Nesta ocasião, o homem exigia saber onde moravam os funcionários do conselho. Uma ameaça muito desagradável espreita nessa demanda.
Salt disse entender que o homem era um autodeclarado “cidadão soberano” ou “SovCit”. Estas são pessoas que rejeitam a autoridade dos governos e, portanto, não acreditam que estejam sujeitas às leis do país.
Não é engraçado. Os SovCits foram proeminentes na multidão que invadiu o edifício do Capitólio dos Estados Unidos, em Washington, em 6 de janeiro de 2021, querendo linchar o então vice-presidente Mike Pence e outros legisladores.
Os SovCits também tiveram destaque no protesto no Parlamento um ano depois, onde deputados foram “condenados” por “crimes contra a humanidade” e foram feitas exigências para que Jacinda Ardern fosse submetida a um julgamento “ao estilo de Nuremberga” e enforcada.
O Grupo Combinado de Avaliação de Ameaças da Nova Zelândia (CTAG) e o Grupo de Inteligência de Segurança e Ameaças da polícia tomaram conhecimento. “Existe uma possibilidade realista”, disseram eles, “de que [someone] inspirado pela retórica do SovCit cometerá um ato espontâneo de violência extremista na Nova Zelândia.”
Quando os políticos recebem ameaças de violência, não sabem se são de pessoas que se estão a rir, ou de pessoas que planeiam matá-los, ou de pessoas que podem tornar-se “espontaneamente” violentas. Shaw, lembre-se, foi agredido em um ponto de ônibus em 2019.

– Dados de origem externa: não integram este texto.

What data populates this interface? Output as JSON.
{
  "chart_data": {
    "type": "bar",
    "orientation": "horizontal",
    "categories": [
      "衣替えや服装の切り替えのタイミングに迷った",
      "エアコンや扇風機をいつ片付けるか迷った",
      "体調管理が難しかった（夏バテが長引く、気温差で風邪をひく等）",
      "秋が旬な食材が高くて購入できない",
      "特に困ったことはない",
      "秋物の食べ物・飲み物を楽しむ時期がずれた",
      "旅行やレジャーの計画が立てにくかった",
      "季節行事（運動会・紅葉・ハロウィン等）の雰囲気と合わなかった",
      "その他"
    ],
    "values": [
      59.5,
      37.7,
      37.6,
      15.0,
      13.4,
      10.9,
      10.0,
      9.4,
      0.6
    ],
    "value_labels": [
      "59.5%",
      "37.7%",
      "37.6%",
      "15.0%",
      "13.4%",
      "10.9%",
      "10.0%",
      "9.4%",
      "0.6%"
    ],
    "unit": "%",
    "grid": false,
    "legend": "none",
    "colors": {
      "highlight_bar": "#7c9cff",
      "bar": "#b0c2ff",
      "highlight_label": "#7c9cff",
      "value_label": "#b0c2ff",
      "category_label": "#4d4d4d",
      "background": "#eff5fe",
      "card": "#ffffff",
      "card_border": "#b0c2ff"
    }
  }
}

Mas quer essas ameaças sejam sinistras ou estúpidas, o efeito cumulativo é normalizar o medo.
Este é o contexto em que Ghahraman reconheceu na semana passada que não estava bem e procurava ajuda.
Polícia limpando o terreno do Parlamento de manifestantes e tendas. Foto/Mike Scott
Nem todos partilhamos a responsabilidade por isto. Não somos nós que alimentamos esse medo. Nem todos nós.
Mas somos responsáveis quando deixamos passar. Os SovCits acreditam que suas opiniões são legítimas. Muitas das pessoas que fazem piadas violentas sobre as mulheres também o fazem.
Quando deixamos passar, deixamos que eles acreditem que estão certos.
Nada disto significa que não devamos ter debates políticos ou que esses debates não devam incluir críticas aos políticos. As ideias precisam de ser contestadas, as más políticas (seja qual for a sua definição) devem ser combatidas e as pessoas na vida pública devem ser responsabilizadas.
Mas seria bom ter um código de comportamento. Algumas regras para o bem em um mundo ruim. Então, que tal isso:
- Não dê gênero às suas críticas.
- Não chame ninguém de barata, verme ou animal de qualquer espécie. Eles são pessoas.
- Não fale sobre matar ou ferir outras pessoas. Mesmo como uma piada.